Bunun yerine, bol miktarda pyro elemental kaynağına sahip olan Sein gibi Birinci ve İkinci Derece şövalyeleri ve büyücüleri kendine çekti.
Düşük seviyeli pyro elemental büyülü canavarlar zaman zaman Magus Dünyası'ndaki uzmanlar tarafından avlanırdı.
Birinci Seviyeye yükseldikten sonra Sein, Magus Dünyası'nın düzenlemelerinin, ilahi kule büyücüleri veya şövalyeler tarikatına bağlı şövalyeler tarafından Birinci Seviye veya üzeri büyülü canavarların haklı bir sebep olmaksızın ayrım gözetmeksizin avlanmasını yasakladığını öğrendi.
Magus Dünyası'nın biyolojik çeşitliliğini korumak için bazı koruma önlemlerinin alınması gerekiyordu.
Bu tür önlemler alınmasaydı, güçlü şövalyeler ve büyücüler, sayıları ve güçleri göz önüne alındığında, tüm sihirli yaratıkları kolayca yok edebilirlerdi.
Magus Dünyası'nın hiyerarşisi esas olarak şövalyeler ve büyücüler tarafından domine ediliyordu.
Bu güçlü medeniyetin liderleri insanlardı.
Büyülü hayvanlar, yarı insanlar ve suda yaşayan ırklar da dahil olmak üzere diğer varlıklar daha düşük bir statüye sahipti ve esasen insan şövalyelerinin ve büyücülerinin üstünlüğüne boyun eğiyorlardı.
Son zamanlarda durum iyileşmeye başlamıştı. İlahi kulelerin haklarını ve çıkarlarını koruma çabaları sayesinde, büyülü yaratıklar ve su ırkları Magus Dünyası'nda yerlerini bulmuşlardı.
Ancak durum her zaman böyle değildi.
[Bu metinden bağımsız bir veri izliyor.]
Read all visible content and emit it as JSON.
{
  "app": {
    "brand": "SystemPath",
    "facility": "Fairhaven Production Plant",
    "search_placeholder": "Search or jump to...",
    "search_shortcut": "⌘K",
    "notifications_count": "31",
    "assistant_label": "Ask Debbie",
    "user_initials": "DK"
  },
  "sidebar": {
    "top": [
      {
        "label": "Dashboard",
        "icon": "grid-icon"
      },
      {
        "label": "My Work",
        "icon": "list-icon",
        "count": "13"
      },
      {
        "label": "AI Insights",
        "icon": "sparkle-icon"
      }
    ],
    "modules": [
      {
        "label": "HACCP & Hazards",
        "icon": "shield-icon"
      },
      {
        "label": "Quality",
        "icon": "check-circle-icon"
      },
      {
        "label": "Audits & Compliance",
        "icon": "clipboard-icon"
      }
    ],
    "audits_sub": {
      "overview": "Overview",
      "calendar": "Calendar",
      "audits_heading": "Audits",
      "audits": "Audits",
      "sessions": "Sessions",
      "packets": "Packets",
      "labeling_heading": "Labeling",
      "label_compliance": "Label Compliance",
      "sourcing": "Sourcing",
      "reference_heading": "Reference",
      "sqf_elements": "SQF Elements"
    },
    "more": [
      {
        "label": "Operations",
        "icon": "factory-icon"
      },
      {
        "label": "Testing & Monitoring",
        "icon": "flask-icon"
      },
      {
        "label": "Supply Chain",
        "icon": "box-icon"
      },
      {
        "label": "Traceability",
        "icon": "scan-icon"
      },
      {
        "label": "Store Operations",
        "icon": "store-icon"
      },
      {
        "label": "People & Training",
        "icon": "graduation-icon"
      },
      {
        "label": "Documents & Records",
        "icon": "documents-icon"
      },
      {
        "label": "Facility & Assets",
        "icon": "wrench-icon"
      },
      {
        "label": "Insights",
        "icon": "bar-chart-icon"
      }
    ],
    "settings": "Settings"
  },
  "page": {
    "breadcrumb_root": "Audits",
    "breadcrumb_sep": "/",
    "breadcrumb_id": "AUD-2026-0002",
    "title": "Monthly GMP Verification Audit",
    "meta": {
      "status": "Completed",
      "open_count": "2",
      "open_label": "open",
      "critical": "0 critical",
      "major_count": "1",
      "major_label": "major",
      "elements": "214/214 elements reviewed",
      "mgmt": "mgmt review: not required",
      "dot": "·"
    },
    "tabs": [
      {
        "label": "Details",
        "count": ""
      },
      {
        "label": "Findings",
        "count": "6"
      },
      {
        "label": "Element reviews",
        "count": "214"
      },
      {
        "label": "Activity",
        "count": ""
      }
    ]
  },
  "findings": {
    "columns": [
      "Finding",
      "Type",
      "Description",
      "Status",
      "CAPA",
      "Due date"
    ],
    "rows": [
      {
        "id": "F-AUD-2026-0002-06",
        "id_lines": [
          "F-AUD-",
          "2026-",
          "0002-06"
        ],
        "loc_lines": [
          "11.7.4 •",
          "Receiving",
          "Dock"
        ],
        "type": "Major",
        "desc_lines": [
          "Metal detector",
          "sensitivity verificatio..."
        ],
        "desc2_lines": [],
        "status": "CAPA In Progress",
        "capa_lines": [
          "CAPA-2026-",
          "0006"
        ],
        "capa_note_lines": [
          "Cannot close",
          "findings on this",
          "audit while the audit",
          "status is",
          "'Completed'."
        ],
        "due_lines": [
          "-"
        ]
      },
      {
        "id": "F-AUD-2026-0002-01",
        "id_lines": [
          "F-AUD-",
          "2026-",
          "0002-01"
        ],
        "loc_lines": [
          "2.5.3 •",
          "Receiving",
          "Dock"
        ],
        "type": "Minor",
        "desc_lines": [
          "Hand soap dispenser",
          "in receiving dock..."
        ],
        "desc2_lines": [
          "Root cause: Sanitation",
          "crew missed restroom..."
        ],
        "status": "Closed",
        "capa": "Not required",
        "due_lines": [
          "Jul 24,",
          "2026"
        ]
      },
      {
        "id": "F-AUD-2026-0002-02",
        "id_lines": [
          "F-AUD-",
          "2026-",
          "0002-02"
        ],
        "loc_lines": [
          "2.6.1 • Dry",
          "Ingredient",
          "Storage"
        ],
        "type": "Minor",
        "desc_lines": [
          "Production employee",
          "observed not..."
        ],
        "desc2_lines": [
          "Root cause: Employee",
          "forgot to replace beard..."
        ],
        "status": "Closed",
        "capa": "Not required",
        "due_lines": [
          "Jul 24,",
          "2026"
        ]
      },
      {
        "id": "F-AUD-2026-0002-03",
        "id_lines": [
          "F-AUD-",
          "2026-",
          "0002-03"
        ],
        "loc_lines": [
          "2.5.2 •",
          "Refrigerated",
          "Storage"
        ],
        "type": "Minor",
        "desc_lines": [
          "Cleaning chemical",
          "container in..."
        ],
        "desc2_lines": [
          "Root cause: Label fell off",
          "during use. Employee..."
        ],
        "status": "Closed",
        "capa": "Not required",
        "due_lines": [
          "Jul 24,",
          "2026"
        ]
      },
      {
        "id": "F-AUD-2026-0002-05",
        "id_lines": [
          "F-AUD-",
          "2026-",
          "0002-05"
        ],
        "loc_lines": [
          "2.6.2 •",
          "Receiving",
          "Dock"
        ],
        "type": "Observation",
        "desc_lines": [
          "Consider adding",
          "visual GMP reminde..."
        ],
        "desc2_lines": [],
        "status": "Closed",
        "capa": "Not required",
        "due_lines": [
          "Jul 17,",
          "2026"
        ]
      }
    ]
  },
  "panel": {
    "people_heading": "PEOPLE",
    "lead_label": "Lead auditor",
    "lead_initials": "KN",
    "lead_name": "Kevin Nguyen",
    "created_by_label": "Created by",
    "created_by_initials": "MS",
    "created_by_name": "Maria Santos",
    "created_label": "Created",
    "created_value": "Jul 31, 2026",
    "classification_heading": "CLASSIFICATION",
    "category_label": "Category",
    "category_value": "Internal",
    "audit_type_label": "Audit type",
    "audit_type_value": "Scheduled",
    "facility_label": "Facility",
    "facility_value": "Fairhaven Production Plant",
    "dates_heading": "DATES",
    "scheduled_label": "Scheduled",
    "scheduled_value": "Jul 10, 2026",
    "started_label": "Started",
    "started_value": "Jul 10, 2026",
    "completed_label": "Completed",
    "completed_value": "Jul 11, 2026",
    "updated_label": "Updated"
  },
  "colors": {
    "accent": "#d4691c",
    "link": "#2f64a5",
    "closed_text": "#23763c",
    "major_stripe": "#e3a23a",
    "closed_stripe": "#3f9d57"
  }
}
Uzak geçmişte, yaklaşık iki yüz yıl önce, suda yaşayan ırkların, yarı insanların ve sihirli canavarların kaderleri çok daha kasvetliydi; varlıkları büyük ölçüde görmezden geliniyordu.
Güçlü Magus Uygarlığı'na tek katkıları, sihirli kristalleri için avlanmak ve fiziksel kaynakları için hasat edilmekti.
Sein, Pyro Crystal Sıradağları'nda gezinirken çevresini büyük bir ilgiyle gözlemliyordu.
Bilinmeyenin cazibesi, büyücüleri sürekli olarak gerçeğin gizemlerini araştırmaya yöneltti.
Sein, Pyro Kristal Sıradağları'nın kalbine ilk kez adım atmış ve burada çok sayıda pyro-özellikli cevher ve diğer materyalleri toplamıştı.
Bu buluntular pek değerli olmasa da, özellikle birçoğu kendisine yabancı olduğu için, bunların yeniliği Sein için ilgi çekiciydi.
Simya alanındaki uğraşları onu sık sık bu tür metal cevherleriyle temasa geçiriyordu.
Düşük dereceli piro-özellikli malzemeler önemli bir pratik değere sahip olmayabilir, ancak koleksiyoncular için belirli bir çekiciliğe sahiptir.
Örneğin Sein, “Altı Kuyruklu Sihirli Dizi Çiçeği” adlı bir çiçeği örnek olarak titizlikle saklamış ve uzay ekipmanında saklamıştır.
Sein ayağa kalkıp bir sonraki yere doğru ilerlemek üzereyken, yoğun bir sıcak hava dalgasıyla sarılmış geniş bir gölge doğrudan ona doğru yükseldi.
“Birinci Derece büyücü, bölgemize izinsiz girdin. Daha fazla ileri gitme. Lütfen buradan ayrıl,” Magus Dünyası'nın ortak dilinde konuşan bir ses gökyüzünden gürledi.